I doubt gaming will be a big area of support - all the games I play
online work through my hardware firewall without the need to open any
ports. If you want to run a game _server_ it will affect you, but most
Internet game servers are on co-located boxes because of the bandwidth
requirements. It will affect LAN parties, but since LAN parties tend to
be hosted by geeks anyway, it won't really be a problem.

There are very few end user applications that need to listen on a port.

By blaming Microsoft only, you are starting to sound like those rabid
anti-Microsoft people CJ was talking about. Microsoft had genuine economic
motivation to make their operating system easier for dumb people to get
working and it's unreasonable to lay all (or even most) of the blame at
their feet for catering to their audience.

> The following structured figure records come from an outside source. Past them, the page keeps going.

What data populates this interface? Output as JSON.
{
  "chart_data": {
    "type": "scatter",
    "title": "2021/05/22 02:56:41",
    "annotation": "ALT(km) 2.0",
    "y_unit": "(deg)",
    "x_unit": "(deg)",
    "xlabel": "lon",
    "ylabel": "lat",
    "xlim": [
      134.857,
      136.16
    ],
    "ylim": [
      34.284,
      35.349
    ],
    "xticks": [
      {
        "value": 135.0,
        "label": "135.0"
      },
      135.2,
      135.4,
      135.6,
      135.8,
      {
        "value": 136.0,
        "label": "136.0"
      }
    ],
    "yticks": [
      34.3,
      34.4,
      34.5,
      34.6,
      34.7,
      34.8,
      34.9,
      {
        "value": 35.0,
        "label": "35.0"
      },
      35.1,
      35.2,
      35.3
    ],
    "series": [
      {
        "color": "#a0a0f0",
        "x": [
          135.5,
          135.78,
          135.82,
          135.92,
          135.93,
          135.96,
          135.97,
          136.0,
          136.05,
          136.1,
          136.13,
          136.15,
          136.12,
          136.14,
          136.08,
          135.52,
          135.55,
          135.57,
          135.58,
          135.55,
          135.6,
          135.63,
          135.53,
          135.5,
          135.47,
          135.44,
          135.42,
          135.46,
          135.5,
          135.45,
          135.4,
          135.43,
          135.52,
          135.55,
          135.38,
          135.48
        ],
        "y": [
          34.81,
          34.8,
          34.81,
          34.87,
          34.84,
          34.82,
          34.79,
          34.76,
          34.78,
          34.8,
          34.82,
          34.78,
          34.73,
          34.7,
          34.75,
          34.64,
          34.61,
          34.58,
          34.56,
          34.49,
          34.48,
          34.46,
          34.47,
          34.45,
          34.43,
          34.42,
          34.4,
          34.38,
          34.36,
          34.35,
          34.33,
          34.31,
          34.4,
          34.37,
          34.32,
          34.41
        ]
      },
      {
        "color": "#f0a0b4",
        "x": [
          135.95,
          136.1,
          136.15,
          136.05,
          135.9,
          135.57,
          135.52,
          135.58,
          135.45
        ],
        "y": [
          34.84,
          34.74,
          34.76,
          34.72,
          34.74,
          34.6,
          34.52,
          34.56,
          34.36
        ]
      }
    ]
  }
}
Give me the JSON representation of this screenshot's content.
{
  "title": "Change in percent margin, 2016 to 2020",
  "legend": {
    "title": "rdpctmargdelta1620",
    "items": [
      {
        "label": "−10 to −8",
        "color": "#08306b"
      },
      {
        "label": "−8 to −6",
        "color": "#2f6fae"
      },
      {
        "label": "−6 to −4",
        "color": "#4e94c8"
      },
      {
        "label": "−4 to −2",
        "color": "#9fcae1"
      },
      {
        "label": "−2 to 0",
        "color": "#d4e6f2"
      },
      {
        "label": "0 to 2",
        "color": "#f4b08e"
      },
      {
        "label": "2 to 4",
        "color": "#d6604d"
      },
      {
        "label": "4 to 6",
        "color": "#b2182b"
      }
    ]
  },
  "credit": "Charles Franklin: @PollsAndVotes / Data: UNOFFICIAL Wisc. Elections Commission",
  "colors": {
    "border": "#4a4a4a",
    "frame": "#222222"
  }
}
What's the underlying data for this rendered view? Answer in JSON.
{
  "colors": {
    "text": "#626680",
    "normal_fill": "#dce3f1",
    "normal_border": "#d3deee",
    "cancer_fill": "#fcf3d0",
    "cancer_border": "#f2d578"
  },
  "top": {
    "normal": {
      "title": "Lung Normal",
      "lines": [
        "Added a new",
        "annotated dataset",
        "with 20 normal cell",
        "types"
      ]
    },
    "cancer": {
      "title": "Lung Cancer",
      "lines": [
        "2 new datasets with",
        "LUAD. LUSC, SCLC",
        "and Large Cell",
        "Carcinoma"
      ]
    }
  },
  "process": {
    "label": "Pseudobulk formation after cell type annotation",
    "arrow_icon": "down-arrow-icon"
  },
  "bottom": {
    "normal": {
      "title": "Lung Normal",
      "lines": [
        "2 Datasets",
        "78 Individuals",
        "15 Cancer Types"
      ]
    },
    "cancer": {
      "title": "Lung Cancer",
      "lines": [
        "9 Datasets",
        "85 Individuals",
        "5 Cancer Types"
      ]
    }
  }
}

I'm not blaming them for catering to their audience, they could have
easily done that without leaving so many services the vast majority of
users don't use open and vulnerable to attack without lessening the
usability of the system. Windows XP Home Edition, out of the box, is
like a poorly-configured *server* and it's supposed to be a home user's
OS.
It's not just Microsoft, it's the PC manufacturers. It often takes them
forever to pre-patch their default load of Windows with the security
updates Microsoft puts out. It wouldn't surprise me if PCs are still
shipping without Service Pack 1. Machines we recently got had SP1 but no
critical patches, which have been out for quite some time.